Proponents argue that it promotes peace and avoids costly campaigns and increases chances of a certain coalition winning. Yet these arguments conceal a deeper problem. When party leaders or state operatives decide who should contest, citizens are stripped of the right guaranteed under Article 38 of the Constitution: the right to freely make political choices.
Negotiated democracy narrows political space. It locks out new entrants, it entrenches elite control, turning elections into rituals of endorsement rather than exercises of choice. It also provides fertile ground for the abuse of state power. In Mbeere North, the ruling coalition’s candidate has benefited from government-linked activities that blur the line between state service and campaign strategy.

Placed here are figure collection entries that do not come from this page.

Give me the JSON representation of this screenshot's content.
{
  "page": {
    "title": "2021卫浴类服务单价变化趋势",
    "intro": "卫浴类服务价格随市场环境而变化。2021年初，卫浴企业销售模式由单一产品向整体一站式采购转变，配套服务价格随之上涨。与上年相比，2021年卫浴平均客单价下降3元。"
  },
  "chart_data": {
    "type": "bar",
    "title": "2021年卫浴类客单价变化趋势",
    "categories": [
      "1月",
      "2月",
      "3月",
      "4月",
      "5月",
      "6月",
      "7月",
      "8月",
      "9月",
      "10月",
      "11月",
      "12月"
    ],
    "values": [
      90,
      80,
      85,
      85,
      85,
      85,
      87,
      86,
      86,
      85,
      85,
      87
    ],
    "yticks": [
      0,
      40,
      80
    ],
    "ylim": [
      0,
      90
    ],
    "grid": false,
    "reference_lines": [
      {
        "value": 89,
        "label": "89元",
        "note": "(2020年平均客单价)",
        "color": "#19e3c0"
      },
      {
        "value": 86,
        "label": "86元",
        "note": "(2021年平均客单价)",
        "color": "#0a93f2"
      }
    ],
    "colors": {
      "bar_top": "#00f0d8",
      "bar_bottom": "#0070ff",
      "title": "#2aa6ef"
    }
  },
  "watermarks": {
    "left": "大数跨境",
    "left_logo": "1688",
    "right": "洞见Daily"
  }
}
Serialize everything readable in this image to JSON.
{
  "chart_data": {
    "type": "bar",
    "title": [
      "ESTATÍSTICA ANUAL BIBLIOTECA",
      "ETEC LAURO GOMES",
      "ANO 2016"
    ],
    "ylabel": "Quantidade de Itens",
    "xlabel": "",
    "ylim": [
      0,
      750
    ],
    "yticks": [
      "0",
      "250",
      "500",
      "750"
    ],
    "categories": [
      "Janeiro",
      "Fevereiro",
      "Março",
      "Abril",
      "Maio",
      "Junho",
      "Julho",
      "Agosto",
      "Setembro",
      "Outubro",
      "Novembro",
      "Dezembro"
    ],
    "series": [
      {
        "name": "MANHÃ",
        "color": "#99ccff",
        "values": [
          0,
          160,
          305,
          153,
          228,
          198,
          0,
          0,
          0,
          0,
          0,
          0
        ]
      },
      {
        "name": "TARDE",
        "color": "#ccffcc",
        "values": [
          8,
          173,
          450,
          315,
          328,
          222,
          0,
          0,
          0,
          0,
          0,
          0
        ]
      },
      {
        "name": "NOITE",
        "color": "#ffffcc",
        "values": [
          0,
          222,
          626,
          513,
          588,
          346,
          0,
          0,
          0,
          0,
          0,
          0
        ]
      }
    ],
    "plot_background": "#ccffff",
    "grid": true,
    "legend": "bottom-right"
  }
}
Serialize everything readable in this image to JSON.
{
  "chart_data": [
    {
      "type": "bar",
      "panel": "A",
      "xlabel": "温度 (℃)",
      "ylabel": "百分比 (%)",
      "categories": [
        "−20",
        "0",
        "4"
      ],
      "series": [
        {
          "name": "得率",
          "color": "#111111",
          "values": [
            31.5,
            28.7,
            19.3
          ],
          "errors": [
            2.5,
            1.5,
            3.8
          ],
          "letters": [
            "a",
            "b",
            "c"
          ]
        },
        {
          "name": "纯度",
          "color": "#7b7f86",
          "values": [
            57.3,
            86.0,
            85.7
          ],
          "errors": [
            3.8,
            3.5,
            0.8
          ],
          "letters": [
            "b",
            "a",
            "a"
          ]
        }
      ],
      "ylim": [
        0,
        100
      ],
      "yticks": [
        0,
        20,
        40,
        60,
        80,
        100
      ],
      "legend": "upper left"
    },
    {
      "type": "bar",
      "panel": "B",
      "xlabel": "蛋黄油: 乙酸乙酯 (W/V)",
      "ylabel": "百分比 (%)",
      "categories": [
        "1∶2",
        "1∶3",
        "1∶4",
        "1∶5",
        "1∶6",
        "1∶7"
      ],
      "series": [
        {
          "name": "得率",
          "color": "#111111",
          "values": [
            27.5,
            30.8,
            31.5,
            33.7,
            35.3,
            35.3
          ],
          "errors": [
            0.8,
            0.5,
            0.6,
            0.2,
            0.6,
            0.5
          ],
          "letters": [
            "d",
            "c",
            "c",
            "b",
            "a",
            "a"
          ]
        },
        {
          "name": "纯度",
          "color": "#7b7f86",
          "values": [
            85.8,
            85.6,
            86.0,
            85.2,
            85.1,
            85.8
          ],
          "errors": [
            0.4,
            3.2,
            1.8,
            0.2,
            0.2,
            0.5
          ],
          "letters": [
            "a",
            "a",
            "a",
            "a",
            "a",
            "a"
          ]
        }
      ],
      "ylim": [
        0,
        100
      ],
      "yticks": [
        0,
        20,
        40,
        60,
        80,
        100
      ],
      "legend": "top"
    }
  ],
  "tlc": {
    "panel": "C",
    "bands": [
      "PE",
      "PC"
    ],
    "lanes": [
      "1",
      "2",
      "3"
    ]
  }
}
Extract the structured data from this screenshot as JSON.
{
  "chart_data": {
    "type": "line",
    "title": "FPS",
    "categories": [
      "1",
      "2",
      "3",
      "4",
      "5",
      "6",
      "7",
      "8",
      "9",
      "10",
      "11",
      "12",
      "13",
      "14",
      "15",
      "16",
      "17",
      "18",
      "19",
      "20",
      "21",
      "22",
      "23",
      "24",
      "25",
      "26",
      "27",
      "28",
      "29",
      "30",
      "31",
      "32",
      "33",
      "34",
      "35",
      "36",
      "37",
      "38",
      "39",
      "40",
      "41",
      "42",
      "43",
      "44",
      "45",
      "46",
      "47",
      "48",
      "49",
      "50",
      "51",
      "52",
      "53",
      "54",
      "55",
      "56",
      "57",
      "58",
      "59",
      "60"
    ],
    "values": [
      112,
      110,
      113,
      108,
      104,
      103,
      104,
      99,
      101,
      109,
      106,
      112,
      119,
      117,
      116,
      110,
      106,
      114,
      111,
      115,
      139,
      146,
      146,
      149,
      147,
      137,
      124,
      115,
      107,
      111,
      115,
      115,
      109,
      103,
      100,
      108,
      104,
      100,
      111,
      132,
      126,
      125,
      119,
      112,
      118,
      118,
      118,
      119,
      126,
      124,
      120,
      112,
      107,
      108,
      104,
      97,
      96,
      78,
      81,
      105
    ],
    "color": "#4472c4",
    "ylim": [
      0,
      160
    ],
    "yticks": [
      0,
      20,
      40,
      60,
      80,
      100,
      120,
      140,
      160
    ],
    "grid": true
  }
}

Those negotiated out are not taking it lightly. Within the opposition, one candidate has taken his party to court, while another denounced his (now former) party as a private club.
According to Afrobarometer, 74 per cent of Kenyans believe democracy is preferable to any other system. About 77 per cent say open and honest elections are the best way to choose leaders, and over 80 per cent reject one-party rule. These numbers show that Kenyans value competition and accountability.
Negotiated democracy may bring short-term calm, but it risks long-term decay. Voter turnout in the 2022 elections fell sharply, with millions staying home. If 2027 candidates are chosen through closed-door consensus rather than open contest, voter apathy will deepen.
Assuming a coalition has ten parties and wishes to agree on one flagbearer, what form of competition should exist among them to preserve legitimacy? Shouldn’t voters be allowed to evaluate those ten candidates through transparent primaries rather than be presented with a single preselected name?